Douglas Wilson, God Is. : How Christianity Explains Everything
American Vision, 2008


See, if interested at all, my review of the book on Goodreads.


At the base of Islam is the well-know confession, “There is no God but Allah, and Muhammad is his prophet.” This defines the fundamentalism of that oppressive and close-minded religion: One authority, and one voice for that authority, anything outside of which is damnable. Atheist’s say they abhor this type of dogmatism, preferring “freethinking”—a not unwholesome thing in itself—but many unwittingly fall into a very similar type of self-imposed mental blindness in the name of free-thought. One need only recall the history of Marxist-inspired revolution, and the mass graves of “dialectical materialism” (a fancy phrase for “atheistic struggle,” or which could well be put, “atheist jihad”). This history has well been written of elsewhere. … The creed of atheism, were its proponents careful and honest enough to formulate it, would inevitably mimic the Islamic pillar thusly: “There is no god, and I am His prophet.”
[ Joel McDurmon, Foreword ]


It is, however, not enough simply to buy the book and give it to your teenager: “Here. Read this, so you don’t go off and become one of them… atheists.” The encounter requires parents to live a Christianity of good works and discipline—to name a couple virtues—in order to model for our children something of the Faith besides rock-music praise bands, Jesus-fish apparel, and other dandelions of pop-culture.
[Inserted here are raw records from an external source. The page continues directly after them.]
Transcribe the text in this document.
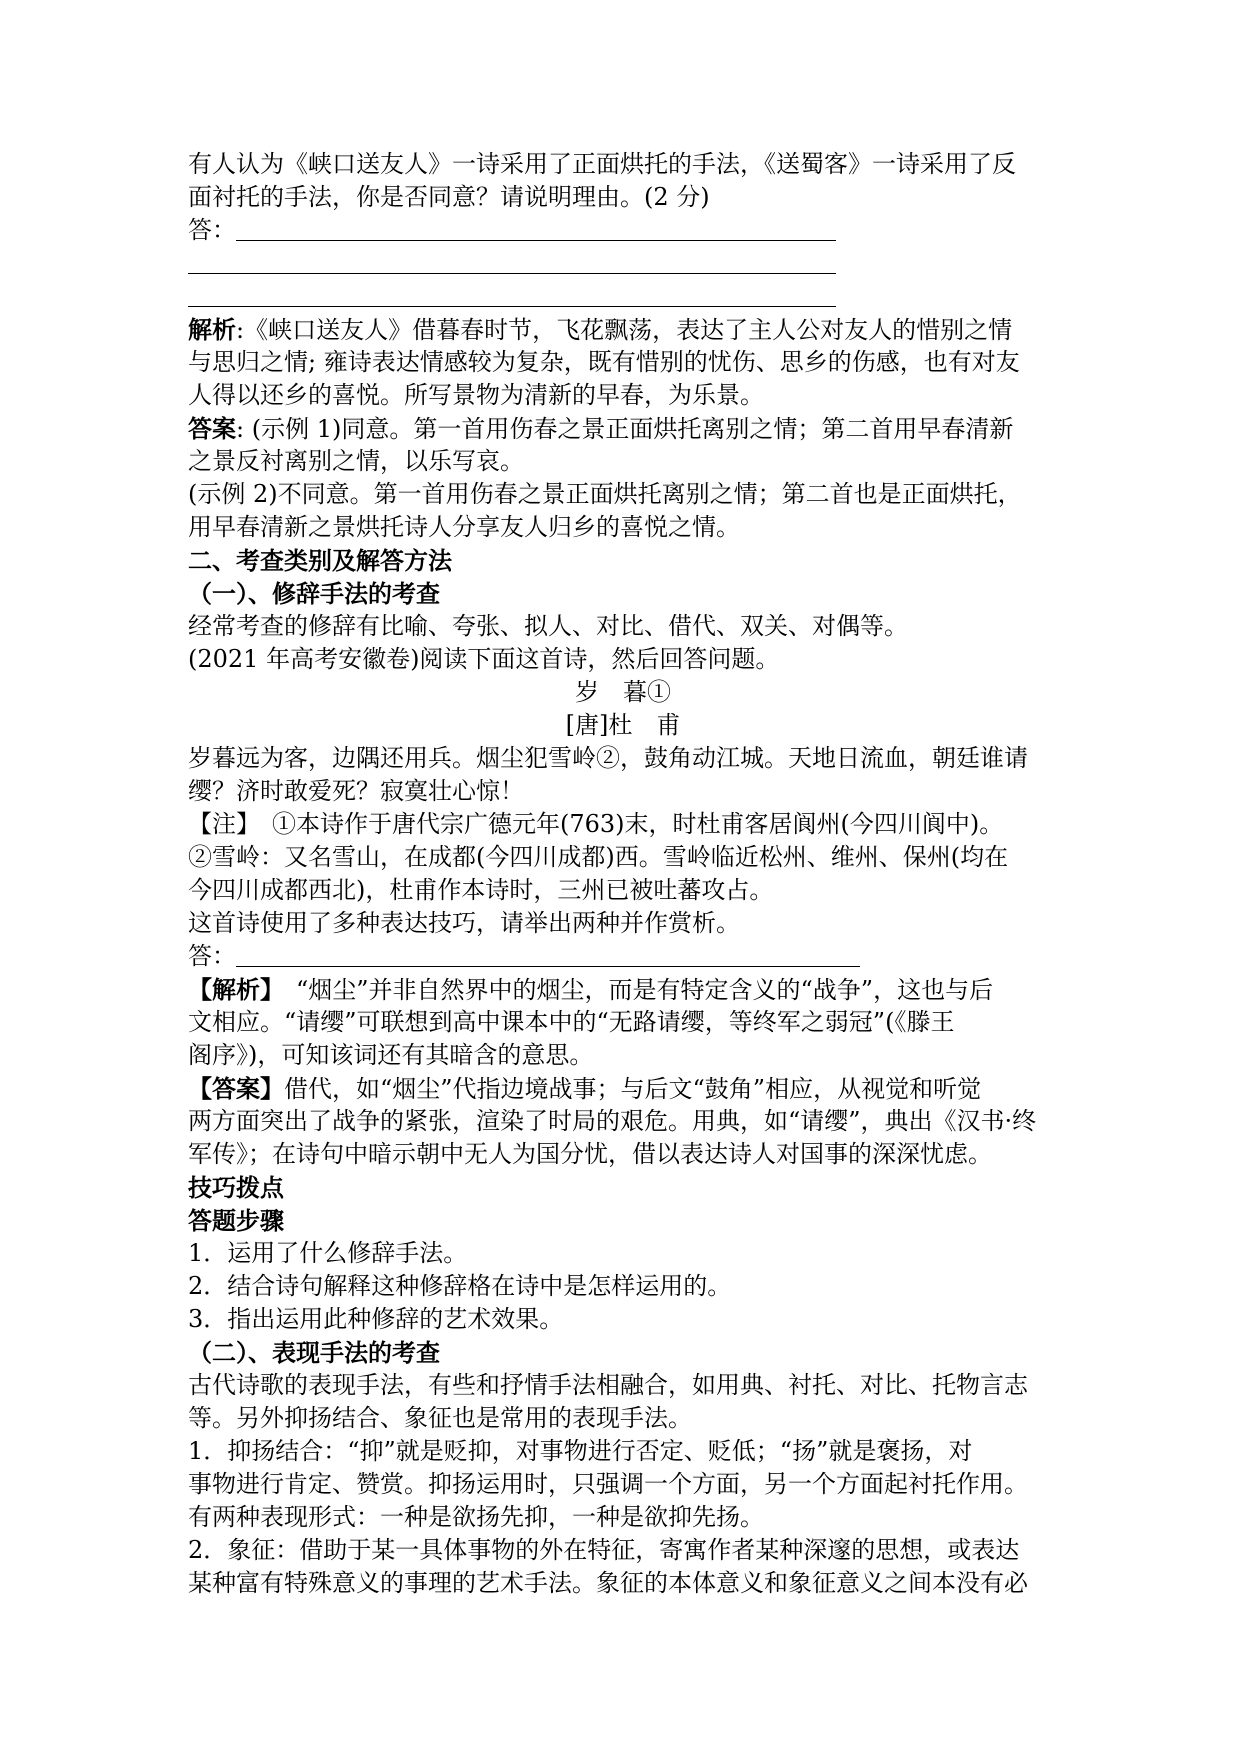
有人认为《峡口送友人》一诗采用了正面烘托的手法，《送蜀客》一诗采用了反
面衬托的手法，你是否同意？请说明理由。(2 分)
答：＿＿＿＿＿＿＿＿＿＿＿＿＿＿＿＿＿＿＿＿＿＿＿＿＿
＿＿＿＿＿＿＿＿＿＿＿＿＿＿＿＿＿＿＿＿＿＿＿＿＿＿＿
＿＿＿＿＿＿＿＿＿＿＿＿＿＿＿＿＿＿＿＿＿＿＿＿＿＿＿
解析:《峡口送友人》借暮春时节，飞花飘荡，表达了主人公对友人的惜别之情
与思归之情; 雍诗表达情感较为复杂，既有惜别的忧伤、思乡的伤感，也有对友
人得以还乡的喜悦。所写景物为清新的早春，为乐景。
答案: (示例 1)同意。第一首用伤春之景正面烘托离别之情；第二首用早春清新
之景反衬离别之情，以乐写哀。
(示例 2)不同意。第一首用伤春之景正面烘托离别之情；第二首也是正面烘托，
用早春清新之景烘托诗人分享友人归乡的喜悦之情。
二、考查类别及解答方法
（一）、修辞手法的考查
经常考查的修辞有比喻、夸张、拟人、对比、借代、双关、对偶等。
(2021 年高考安徽卷)阅读下面这首诗，然后回答问题。
岁　暮①
[唐]杜　甫
岁暮远为客，边隅还用兵。烟尘犯雪岭②，鼓角动江城。天地日流血，朝廷谁请
缨？济时敢爱死？寂寞壮心惊！
【注】　①本诗作于唐代宗广德元年(763)末，时杜甫客居阆州(今四川阆中)。
②雪岭：又名雪山，在成都(今四川成都)西。雪岭临近松州、维州、保州(均在
今四川成都西北)，杜甫作本诗时，三州已被吐蕃攻占。
这首诗使用了多种表达技巧，请举出两种并作赏析。
答：＿＿＿＿＿＿＿＿＿＿＿＿＿＿＿＿＿＿＿＿＿＿＿＿＿＿
【解析】　“烟尘”并非自然界中的烟尘，而是有特定含义的“战争”，这也与后
文相应。“请缨”可联想到高中课本中的“无路请缨，等终军之弱冠”(《滕王
阁序》)，可知该词还有其暗含的意思。
【答案】借代，如“烟尘”代指边境战事；与后文“鼓角”相应，从视觉和听觉
两方面突出了战争的紧张，渲染了时局的艰危。用典，如“请缨”，典出《汉书·终
军传》；在诗句中暗示朝中无人为国分忧，借以表达诗人对国事的深深忧虑。
技巧拨点
答题步骤
1．运用了什么修辞手法。
2．结合诗句解释这种修辞格在诗中是怎样运用的。
3．指出运用此种修辞的艺术效果。
（二）、表现手法的考查
古代诗歌的表现手法，有些和抒情手法相融合，如用典、衬托、对比、托物言志
等。另外抑扬结合、象征也是常用的表现手法。
1．抑扬结合：“抑”就是贬抑，对事物进行否定、贬低；“扬”就是褒扬，对
事物进行肯定、赞赏。抑扬运用时，只强调一个方面，另一个方面起衬托作用。
有两种表现形式：一种是欲扬先抑，一种是欲抑先扬。
2．象征：借助于某一具体事物的外在特征，寄寓作者某种深邃的思想，或表达
某种富有特殊意义的事理的艺术手法。象征的本体意义和象征意义之间本没有必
If our practice of faith would lead an outsider to believe Jesus should be found in a Starbucks preaching Bob Dylan over triple caramel, mocha-stained copies of baptized self improvement and diet books, then the atheists have won. After all, they talk about the planet, the universe, plants, animals, nature, education, the future, and—gulp!—progress. You know, the things Genesis talks about. The atheists may get it wrong—beginning without God and with evolution and all—and they may make the mistake of worshipping the creation rather than following its finger pointed at the Creator, but at least they are inspired by the right things. In short, the atheists have prospered because we have let them. We have created a world in which Christianity is everywhere easily viewed as superficial and irrelevant. The atheists hope to pull back the curtain and find a stuttering old man controlling the great wizard. In many cases, they probably will. The proper response to all of this—among whatever else—must include something that engages the mind, and stimulates an appreciation of God’s creation and of the image of God—humanity—in its fullness. Empty pop-psychobabble, demographic-driven growth movements, and pious platitudes will not do. We need something richer, deeper, fuller, more challenging, and way, way, more real. 
[ Joel McDurmon, Foreword. ] [ Maybe the only lines Mr. McDurmon pens in the foreword that I agree with —F.


Finally, Hitchens is to be faulted because, without knowing it, he almost stumbled into the gospel. He explains our fascination with the pig as an example of simultaneous attraction and revulsion: The simultaneous attraction and repulsion derived from an anthropomorphic root: the look of the pig, and the taste of the pig, and the dying yells of the pig, and the evident intelligence of the pig, were too uncomfortably reminiscent of the human.


For Hitchens to point out all the problems in the world and blame them on “religion” is like writing a book attacking “medicine,” that well-meaning endeavor which has killed its untold millions. But to get this result we have to define medicine as “anything that comes, promising relief, in bottles or any other container.” That kind of categorization positively promises to blur vital distinctions, like the difference we might want to acknowledge that exists between penicillin and Cousin Bob’s Joo Joo Beans Cancer Therapy.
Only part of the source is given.